India's motivation appears to be politically driven. The year 2024 is an election year in India. The ruling Bharatiya Janata Party (BJP) is eager to win a third term. The BJP continues to wave the flag of nationalism, attempting to play the "anti-China" security card to rally support. In fact, as the world's two largest developing countries and eternal neighbors, China and India clearly have more common interests than differences. China has always viewed and handled the China-India relationship from a strategic and long-term perspective. Even in times of difficulty, China's position has never wavered. India should reciprocate and find a mutually acceptable solution to the border issue rather than letting specific problems define the overall relationship.

Moreover, India's suppression of Chinese companies through unconventional means is also due to India's misguided judgment of the current international situation. India believes that since it has become the fifth largest economy in the world with its GDP rising, it is experiencing its "moment of glory." At the same time, the US mistakenly views China as its main competitor and the most significant geopolitical challenge and continues to increase its support for India while suppressing China. Recently, the US has tolerated and accommodated many of India's actions in the international political arena, using India to contain and consume China. This judgment has been further strengthened after Indian Prime Minister Narendra Modi's recent visit to the US in June. India believes that it can use the US' Indo-Pacific Strategy to contain China while deepening cooperation with the US. This has also become an important reason why India is at the forefront of suppressing Chinese companies. India's plan to use the US to suppress China may not be as easy as it seems.

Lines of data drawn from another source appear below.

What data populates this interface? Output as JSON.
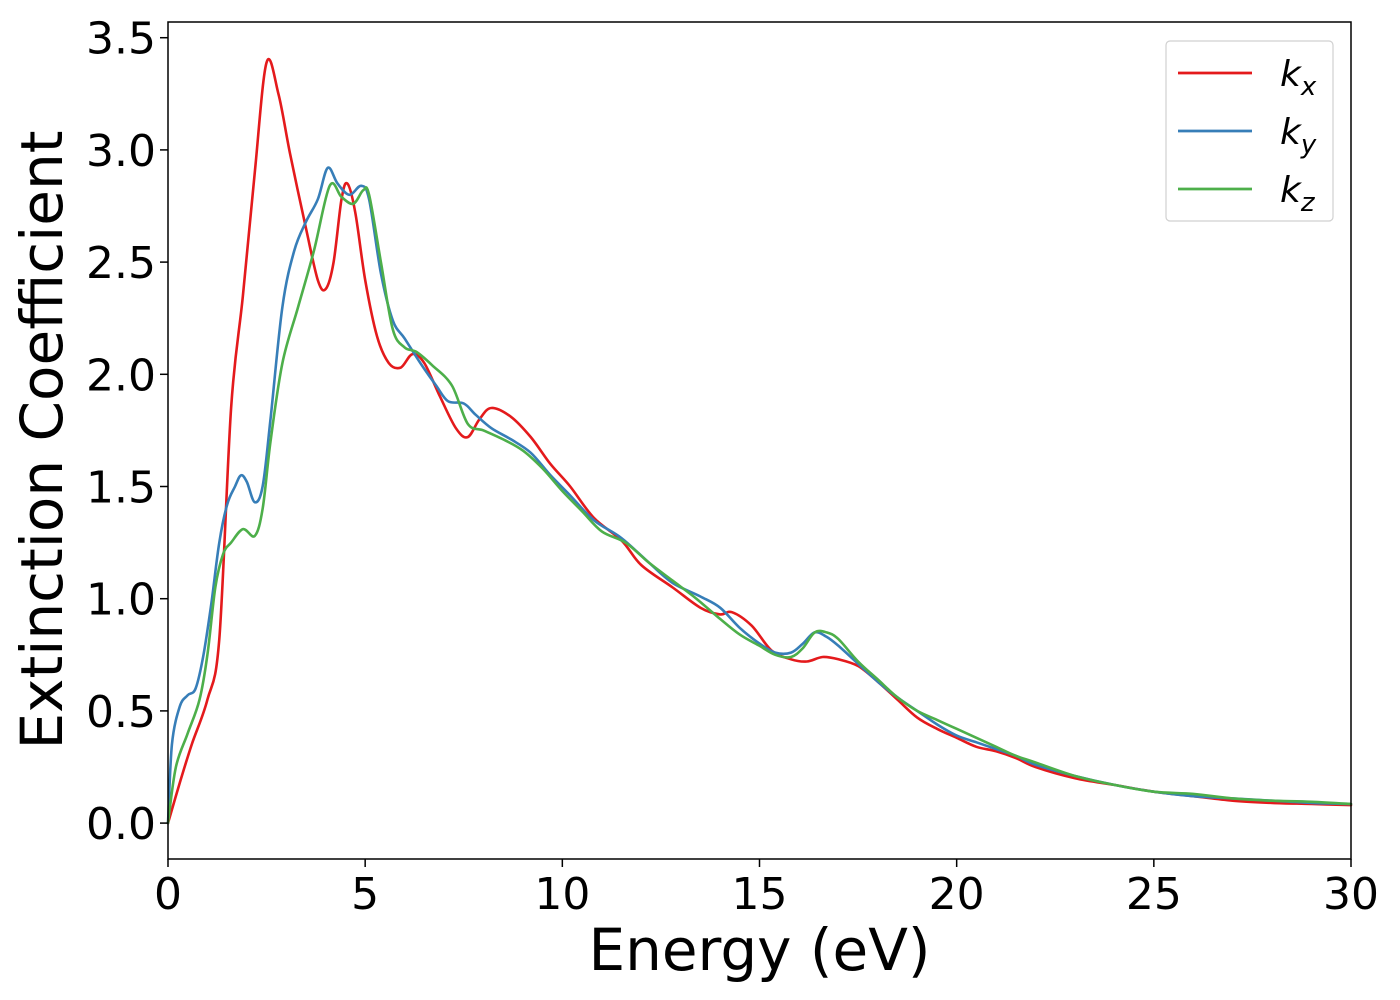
{
  "chart_data": {
    "type": "line",
    "xlabel": "Energy (eV)",
    "ylabel": "Extinction Coefficient",
    "xlim": [
      0,
      30
    ],
    "ylim": [
      -0.16,
      3.57
    ],
    "x_ticks": [
      0,
      5,
      10,
      15,
      20,
      25,
      30
    ],
    "y_ticks": [
      0.0,
      0.5,
      1.0,
      1.5,
      2.0,
      2.5,
      3.0,
      3.5
    ],
    "x_tick_labels": [
      "0",
      "5",
      "10",
      "15",
      "20",
      "25",
      "30"
    ],
    "y_tick_labels": [
      "0.0",
      "0.5",
      "1.0",
      "1.5",
      "2.0",
      "2.5",
      "3.0",
      "3.5"
    ],
    "grid": false,
    "legend_position": "top-right",
    "series": [
      {
        "name": "k",
        "subscript": "x",
        "color": "#e41a1c",
        "points": [
          [
            0,
            0
          ],
          [
            0.3,
            0.18
          ],
          [
            0.6,
            0.35
          ],
          [
            1.0,
            0.55
          ],
          [
            1.3,
            0.82
          ],
          [
            1.6,
            1.85
          ],
          [
            1.9,
            2.35
          ],
          [
            2.2,
            2.9
          ],
          [
            2.5,
            3.39
          ],
          [
            2.8,
            3.25
          ],
          [
            3.1,
            2.98
          ],
          [
            3.5,
            2.65
          ],
          [
            3.8,
            2.42
          ],
          [
            4.0,
            2.38
          ],
          [
            4.2,
            2.5
          ],
          [
            4.4,
            2.78
          ],
          [
            4.55,
            2.85
          ],
          [
            4.75,
            2.72
          ],
          [
            5.0,
            2.42
          ],
          [
            5.3,
            2.17
          ],
          [
            5.6,
            2.05
          ],
          [
            5.9,
            2.03
          ],
          [
            6.2,
            2.09
          ],
          [
            6.5,
            2.05
          ],
          [
            6.9,
            1.9
          ],
          [
            7.3,
            1.76
          ],
          [
            7.6,
            1.72
          ],
          [
            7.9,
            1.8
          ],
          [
            8.2,
            1.85
          ],
          [
            8.7,
            1.81
          ],
          [
            9.2,
            1.72
          ],
          [
            9.7,
            1.6
          ],
          [
            10.2,
            1.5
          ],
          [
            10.8,
            1.36
          ],
          [
            11.5,
            1.26
          ],
          [
            12.0,
            1.15
          ],
          [
            12.8,
            1.05
          ],
          [
            13.5,
            0.96
          ],
          [
            14.0,
            0.93
          ],
          [
            14.3,
            0.94
          ],
          [
            14.8,
            0.88
          ],
          [
            15.3,
            0.77
          ],
          [
            15.8,
            0.73
          ],
          [
            16.2,
            0.72
          ],
          [
            16.6,
            0.74
          ],
          [
            17.0,
            0.73
          ],
          [
            17.5,
            0.7
          ],
          [
            18.0,
            0.63
          ],
          [
            18.5,
            0.55
          ],
          [
            19.0,
            0.47
          ],
          [
            19.5,
            0.42
          ],
          [
            20.0,
            0.38
          ],
          [
            20.5,
            0.34
          ],
          [
            21.0,
            0.32
          ],
          [
            21.5,
            0.29
          ],
          [
            22.0,
            0.25
          ],
          [
            23.0,
            0.2
          ],
          [
            24.0,
            0.17
          ],
          [
            25.0,
            0.14
          ],
          [
            26.0,
            0.12
          ],
          [
            27.0,
            0.1
          ],
          [
            28.0,
            0.09
          ],
          [
            29.0,
            0.085
          ],
          [
            30.0,
            0.08
          ]
        ]
      },
      {
        "name": "k",
        "subscript": "y",
        "color": "#377eb8",
        "points": [
          [
            0,
            0
          ],
          [
            0.1,
            0.35
          ],
          [
            0.3,
            0.52
          ],
          [
            0.5,
            0.57
          ],
          [
            0.7,
            0.6
          ],
          [
            0.9,
            0.75
          ],
          [
            1.1,
            0.98
          ],
          [
            1.3,
            1.25
          ],
          [
            1.5,
            1.42
          ],
          [
            1.7,
            1.5
          ],
          [
            1.85,
            1.55
          ],
          [
            2.0,
            1.52
          ],
          [
            2.2,
            1.43
          ],
          [
            2.4,
            1.5
          ],
          [
            2.6,
            1.8
          ],
          [
            2.9,
            2.3
          ],
          [
            3.2,
            2.55
          ],
          [
            3.5,
            2.68
          ],
          [
            3.8,
            2.78
          ],
          [
            4.05,
            2.92
          ],
          [
            4.3,
            2.85
          ],
          [
            4.6,
            2.8
          ],
          [
            4.9,
            2.84
          ],
          [
            5.1,
            2.78
          ],
          [
            5.4,
            2.45
          ],
          [
            5.7,
            2.24
          ],
          [
            6.0,
            2.16
          ],
          [
            6.4,
            2.05
          ],
          [
            6.8,
            1.95
          ],
          [
            7.1,
            1.88
          ],
          [
            7.5,
            1.87
          ],
          [
            7.8,
            1.82
          ],
          [
            8.2,
            1.76
          ],
          [
            8.7,
            1.71
          ],
          [
            9.2,
            1.65
          ],
          [
            9.7,
            1.55
          ],
          [
            10.2,
            1.46
          ],
          [
            10.8,
            1.35
          ],
          [
            11.5,
            1.27
          ],
          [
            12.2,
            1.16
          ],
          [
            12.8,
            1.07
          ],
          [
            13.5,
            1.01
          ],
          [
            14.0,
            0.96
          ],
          [
            14.5,
            0.87
          ],
          [
            15.0,
            0.8
          ],
          [
            15.4,
            0.76
          ],
          [
            15.8,
            0.76
          ],
          [
            16.1,
            0.8
          ],
          [
            16.4,
            0.85
          ],
          [
            16.7,
            0.83
          ],
          [
            17.0,
            0.79
          ],
          [
            17.5,
            0.71
          ],
          [
            18.0,
            0.63
          ],
          [
            18.5,
            0.56
          ],
          [
            19.0,
            0.5
          ],
          [
            19.5,
            0.44
          ],
          [
            20.0,
            0.39
          ],
          [
            20.5,
            0.36
          ],
          [
            21.0,
            0.33
          ],
          [
            21.5,
            0.3
          ],
          [
            22.0,
            0.26
          ],
          [
            23.0,
            0.21
          ],
          [
            24.0,
            0.17
          ],
          [
            25.0,
            0.14
          ],
          [
            26.0,
            0.12
          ],
          [
            27.0,
            0.11
          ],
          [
            28.0,
            0.1
          ],
          [
            29.0,
            0.09
          ],
          [
            30.0,
            0.085
          ]
        ]
      },
      {
        "name": "k",
        "subscript": "z",
        "color": "#4daf4a",
        "points": [
          [
            0,
            0
          ],
          [
            0.2,
            0.25
          ],
          [
            0.5,
            0.4
          ],
          [
            0.8,
            0.55
          ],
          [
            1.0,
            0.75
          ],
          [
            1.2,
            1.05
          ],
          [
            1.4,
            1.2
          ],
          [
            1.6,
            1.25
          ],
          [
            1.9,
            1.31
          ],
          [
            2.2,
            1.28
          ],
          [
            2.4,
            1.4
          ],
          [
            2.6,
            1.7
          ],
          [
            2.9,
            2.05
          ],
          [
            3.3,
            2.3
          ],
          [
            3.7,
            2.55
          ],
          [
            4.1,
            2.84
          ],
          [
            4.4,
            2.79
          ],
          [
            4.7,
            2.76
          ],
          [
            4.95,
            2.82
          ],
          [
            5.1,
            2.8
          ],
          [
            5.4,
            2.5
          ],
          [
            5.7,
            2.2
          ],
          [
            6.0,
            2.12
          ],
          [
            6.3,
            2.1
          ],
          [
            6.7,
            2.04
          ],
          [
            7.2,
            1.95
          ],
          [
            7.6,
            1.78
          ],
          [
            8.0,
            1.75
          ],
          [
            8.5,
            1.71
          ],
          [
            9.0,
            1.66
          ],
          [
            9.5,
            1.58
          ],
          [
            10.0,
            1.48
          ],
          [
            10.5,
            1.39
          ],
          [
            11.0,
            1.3
          ],
          [
            11.6,
            1.25
          ],
          [
            12.2,
            1.16
          ],
          [
            12.8,
            1.08
          ],
          [
            13.4,
            1.0
          ],
          [
            14.0,
            0.91
          ],
          [
            14.5,
            0.84
          ],
          [
            15.0,
            0.79
          ],
          [
            15.4,
            0.75
          ],
          [
            15.8,
            0.74
          ],
          [
            16.1,
            0.78
          ],
          [
            16.4,
            0.85
          ],
          [
            16.7,
            0.85
          ],
          [
            17.0,
            0.82
          ],
          [
            17.5,
            0.72
          ],
          [
            18.0,
            0.64
          ],
          [
            18.5,
            0.56
          ],
          [
            19.0,
            0.5
          ],
          [
            19.5,
            0.46
          ],
          [
            20.0,
            0.42
          ],
          [
            20.5,
            0.38
          ],
          [
            21.0,
            0.34
          ],
          [
            21.5,
            0.3
          ],
          [
            22.0,
            0.27
          ],
          [
            23.0,
            0.21
          ],
          [
            24.0,
            0.17
          ],
          [
            25.0,
            0.14
          ],
          [
            26.0,
            0.13
          ],
          [
            27.0,
            0.11
          ],
          [
            28.0,
            0.1
          ],
          [
            29.0,
            0.095
          ],
          [
            30.0,
            0.085
          ]
        ]
      }
    ]
  }
}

The US and Western anti-China forces, confident that some of their industries are in the upper reaches of the industrial chain, and holding the cards of high technology and capital operation, want to "decouple" from China. But for India, which is in the downstream of the industrial chain and relies heavily on made-in-China in the area of production and consumption, this is unreasonable. India should realize that its imports from China only account for 3 percent of China's total exports, and the losses caused are well within China's capacity to bear, which cannot suppress or harm the Chinese economy. However, if India continues to act arbitrarily, they will erode China's confidence in the development of relations between the two countries.